Chicago and Code for America team up to improve the city’s service request system

By Chris Loeber

A plan is in the works for an upgrade of Chicago’s information service center to improve the way residents and city officials communicate.

Mayor Rahm Emanuel welcomed a group of four Web developers Feb. 3 from Code for America, a nonprofit organization that works with city governments and municipalities to facilitate transparency and communication through Web-based solutions that are tailored to their needs.

“Essentially, they have nine months to develop the Open311 platform [for Chicago],” said Kathleen Strand, director of Public Information for the Mayor’s Economic, Budgetary and Business Development Council. “After five weeks of gathering data and intelligence on how to make it work, they are going to go back to San Francisco to develop that platform.”

The Open311 standard will introduce many additional means of communication, such as enabling residents to submit and track service requests through the Internet and mobile devices, according to Daniel O’Neil, executive director at Smart Chicago Collaborative, an organization that provides funding and leadership for technology-based projects in Chicago.

The new 311 system will allow residents to request city services and share information in new ways, according to O’Neil. For example, users may be able to “up vote” requests in order to help city officials determine which ones are relevant to the most people.

Smart Chicago Collaborative granted $300,000 in funding to the City of Chicago for expenses related to the 2012 Fellowship Program.

The effort to modernize the city’s communication technology is part of the mayor’s attempt to increase transparency between the city and its residents, Strand said.

Chicago was one out of eight cities chosen to participate in Code for America’s 2012 Fellowship Program, which sends teams of Web developers to different cities for five weeks in order to tailor plans that will fit each city’s specific needs, according to a written statement from the mayor’s office.
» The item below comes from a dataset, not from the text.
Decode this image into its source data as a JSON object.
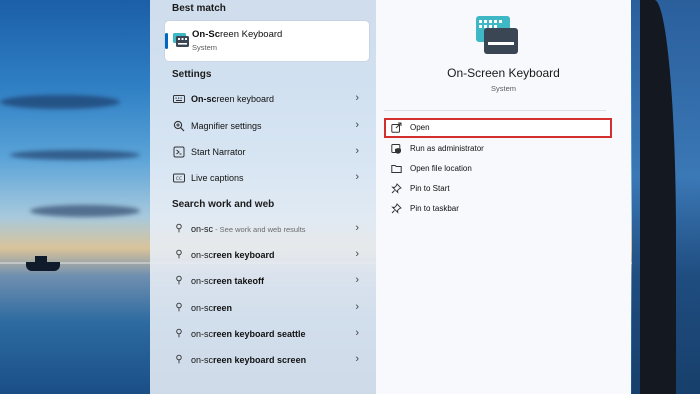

According to Rob Brackett, a user interface designer and member of Chicago’s Code for America, conforming to the Open311 national standard will allow both city technology experts and individual developers to re-purpose and build upon web-based solutions created in other cities, such as Washington, D.C. and Boston, that have adopted Open311 systems.

“There is basically no way for citizens to get data out of [311] other than if you call and submit a request,” Brackett said. “It might give you a service request number that you can call later to find out about the status of that number, but it is hard to see what is going on in the system asa whole.”

However, not everyone is looking forward to the 311 update. Thaddeus Budzynski, a Chicago cab driver, said people already abuse the city’s current 311 system to submit what may be unreasonable complaints about cab drivers.

“If people don’t like the way the cab driver says, ‘Good morning’ to them, then they get on the phone and cry about how mean the cab driver was,” Budzynski said. “And then they say, ‘OK, send the driver down to administration where we will take his money.’”

Although the Code for America team will focus on creating a plan for the 311 improvements during their stay in Chicago, they will also search out additional Web-based projects that could further enhance communication and access to information in Chicago, according to Brackett.

“We have some freedom to look at other projects besides this 311 thing and find what we think is valuable,” he said. “It’s been a really packed week so far, and I’m sure it’s going to be like that going forward for the rest of the month.”